When AI agents use language models to evaluate their own outputs in a feedback loop, systematic biases emerge. We show that Evaluator Preference Collapse (EPC) is dramatically amplified in multimodal settings. Using GPT-4o to evaluate DeepSeek-chat across text and visual tasks, we find that a single strategy (step_by_step) absorbs 48.4% of all weight -- 3.2x the collapse observed in text-only self-evaluation -- while three visual-domain strategies receive only 9.1% combined weight. We then demonstrate a novel phenomenon we term cross-modal contagion: evaluator preferences acquired on one modality transfer to and corrupt strategy selection on another. Through a four-phase isolation training paradigm, we measure contagion coefficients and document strategy inversion -- the optimal strategy for a modality reverses after cross-modal exposure. A Phase 3 statistical validation across four evaluator configurations (N=53 total independent repetitions, 15,592 API calls) reveals a clear hierarchy: cross-model evaluation (GPT-4o, N=8) produces strong but symmetric bidirectional contagion (mean gamma_{T->V}=1.176, gamma_{V->T}=1.089, Delta=-0.088, p=0.575, Cohen's d=0.29); high round counts (DashScope, 50 rounds) cause collapse to single-strategy dominance (70% zero contagion); and self-evaluation provides near-complete immunity -- 97% of runs (N=30, DeepSeek-chat) yield exactly zero contagion (mean gamma=0.033, 95% CI [-0.031, 0.010], p=0.642, d=0.07). No evaluator condition shows statistically significant directional asymmetry. We introduce the contagion matrix indexed by evaluator identity, release the MM-EPC experimental framework, and identify cross-model evaluator architecture as the primary risk factor for preference contagion.

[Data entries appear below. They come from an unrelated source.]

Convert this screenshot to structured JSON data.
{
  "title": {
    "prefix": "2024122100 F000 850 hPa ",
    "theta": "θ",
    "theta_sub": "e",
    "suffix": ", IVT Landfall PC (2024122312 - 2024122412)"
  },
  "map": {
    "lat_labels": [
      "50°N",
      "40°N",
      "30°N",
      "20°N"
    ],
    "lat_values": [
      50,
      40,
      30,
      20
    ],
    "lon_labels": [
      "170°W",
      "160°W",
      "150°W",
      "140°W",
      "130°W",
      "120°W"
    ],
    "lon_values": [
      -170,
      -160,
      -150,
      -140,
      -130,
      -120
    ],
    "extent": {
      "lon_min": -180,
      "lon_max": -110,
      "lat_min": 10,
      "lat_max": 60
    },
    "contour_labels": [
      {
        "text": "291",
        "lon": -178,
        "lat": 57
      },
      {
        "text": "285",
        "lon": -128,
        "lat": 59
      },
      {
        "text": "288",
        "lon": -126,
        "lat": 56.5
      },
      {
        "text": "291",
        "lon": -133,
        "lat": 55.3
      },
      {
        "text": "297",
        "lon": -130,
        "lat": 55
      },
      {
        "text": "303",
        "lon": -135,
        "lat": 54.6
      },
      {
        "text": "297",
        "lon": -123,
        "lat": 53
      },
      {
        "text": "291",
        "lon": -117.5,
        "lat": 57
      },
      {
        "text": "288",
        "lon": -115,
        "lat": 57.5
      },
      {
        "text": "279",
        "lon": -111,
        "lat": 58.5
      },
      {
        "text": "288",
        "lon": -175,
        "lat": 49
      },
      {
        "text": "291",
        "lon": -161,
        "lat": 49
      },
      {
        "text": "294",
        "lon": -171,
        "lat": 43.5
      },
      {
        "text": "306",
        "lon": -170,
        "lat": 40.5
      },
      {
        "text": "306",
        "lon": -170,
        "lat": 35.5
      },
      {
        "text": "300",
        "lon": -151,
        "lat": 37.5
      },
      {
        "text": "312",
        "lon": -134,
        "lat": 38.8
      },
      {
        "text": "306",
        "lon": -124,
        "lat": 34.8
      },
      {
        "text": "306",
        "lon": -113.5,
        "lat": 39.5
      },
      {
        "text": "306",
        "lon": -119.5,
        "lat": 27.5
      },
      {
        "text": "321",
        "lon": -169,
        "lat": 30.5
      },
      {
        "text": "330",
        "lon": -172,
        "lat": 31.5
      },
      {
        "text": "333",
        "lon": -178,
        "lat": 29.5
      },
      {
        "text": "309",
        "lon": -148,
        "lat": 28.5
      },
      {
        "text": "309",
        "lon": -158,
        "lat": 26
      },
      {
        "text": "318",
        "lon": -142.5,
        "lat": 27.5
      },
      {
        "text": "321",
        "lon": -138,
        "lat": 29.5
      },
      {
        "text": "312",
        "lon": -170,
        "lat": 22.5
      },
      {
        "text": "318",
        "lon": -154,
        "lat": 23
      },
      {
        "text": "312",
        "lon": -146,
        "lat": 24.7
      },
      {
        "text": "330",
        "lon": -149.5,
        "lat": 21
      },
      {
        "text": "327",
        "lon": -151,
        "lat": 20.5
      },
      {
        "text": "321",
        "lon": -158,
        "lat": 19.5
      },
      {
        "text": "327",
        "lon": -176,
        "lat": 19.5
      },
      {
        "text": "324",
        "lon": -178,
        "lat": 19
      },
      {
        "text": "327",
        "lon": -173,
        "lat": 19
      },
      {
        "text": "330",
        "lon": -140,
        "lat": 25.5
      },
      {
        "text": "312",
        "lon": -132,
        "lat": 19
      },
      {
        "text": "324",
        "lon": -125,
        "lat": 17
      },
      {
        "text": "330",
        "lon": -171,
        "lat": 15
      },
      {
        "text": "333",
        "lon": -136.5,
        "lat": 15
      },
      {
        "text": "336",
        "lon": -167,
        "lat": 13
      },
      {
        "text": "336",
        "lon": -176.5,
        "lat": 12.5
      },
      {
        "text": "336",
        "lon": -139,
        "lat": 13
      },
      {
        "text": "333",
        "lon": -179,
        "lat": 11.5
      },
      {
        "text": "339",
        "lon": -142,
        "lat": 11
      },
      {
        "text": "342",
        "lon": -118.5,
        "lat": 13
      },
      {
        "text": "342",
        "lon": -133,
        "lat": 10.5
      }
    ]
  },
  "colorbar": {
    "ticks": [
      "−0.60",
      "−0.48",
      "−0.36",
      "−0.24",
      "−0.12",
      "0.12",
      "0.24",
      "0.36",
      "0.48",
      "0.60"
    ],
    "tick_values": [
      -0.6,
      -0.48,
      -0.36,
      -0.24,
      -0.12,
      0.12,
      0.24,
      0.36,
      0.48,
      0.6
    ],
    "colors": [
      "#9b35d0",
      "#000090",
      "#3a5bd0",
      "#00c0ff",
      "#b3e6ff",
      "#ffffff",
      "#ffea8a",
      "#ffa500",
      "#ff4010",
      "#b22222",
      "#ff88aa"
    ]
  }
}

翻译：当AI智能体在反馈循环中使用语言模型评估自身输出时，系统性偏差随之产生。我们证明评估者偏好坍塌（EPC）在多模态设置中会被显著放大。使用GPT-4o评估DeepSeek-chat在文本与视觉任务上的表现时发现，单一策略（step_by_step）吸收了全部权重的48.4%——是纯文本自我评估中坍塌程度的3.2倍——而三个视觉域策略合计仅获得9.1%的权重。进一步，我们展示了一种称为跨模态传染的新现象：在一个模态上习得的评估者偏好会迁移至另一模态并腐蚀其策略选择。通过四阶段隔离训练范式，我们测量了传染系数并记录了策略反转现象——即模态最优策略在跨模态暴露后发生逆转。阶段3的统计验证（覆盖四种评估者配置，总计53次独立重复实验，15,592次API调用）揭示了清晰的层级结构：跨模型评估（GPT-4o，N=8）产生强对称双向传染（均值γ_T->V=1.176，γ_V->T=1.089，差值Δ=-0.088，p=0.575，Cohen's d=0.29）；高轮次数（DashScope，50轮）导致策略单一主导性坍塌（70%零传染）；而自我评估呈现近乎完全的免疫性——97%的运行次数（N=30，DeepSeek-chat）显示零传染（均值γ=0.033，95%置信区间[-0.031, 0.010]，p=0.642，d=0.07）。所有评估者条件均未呈现统计显著的方向性不对称。我们引入以评估者身份索引的传染矩阵，发布MM-EPC实验框架，并指出跨模型评估架构是偏好传染的主要风险因素。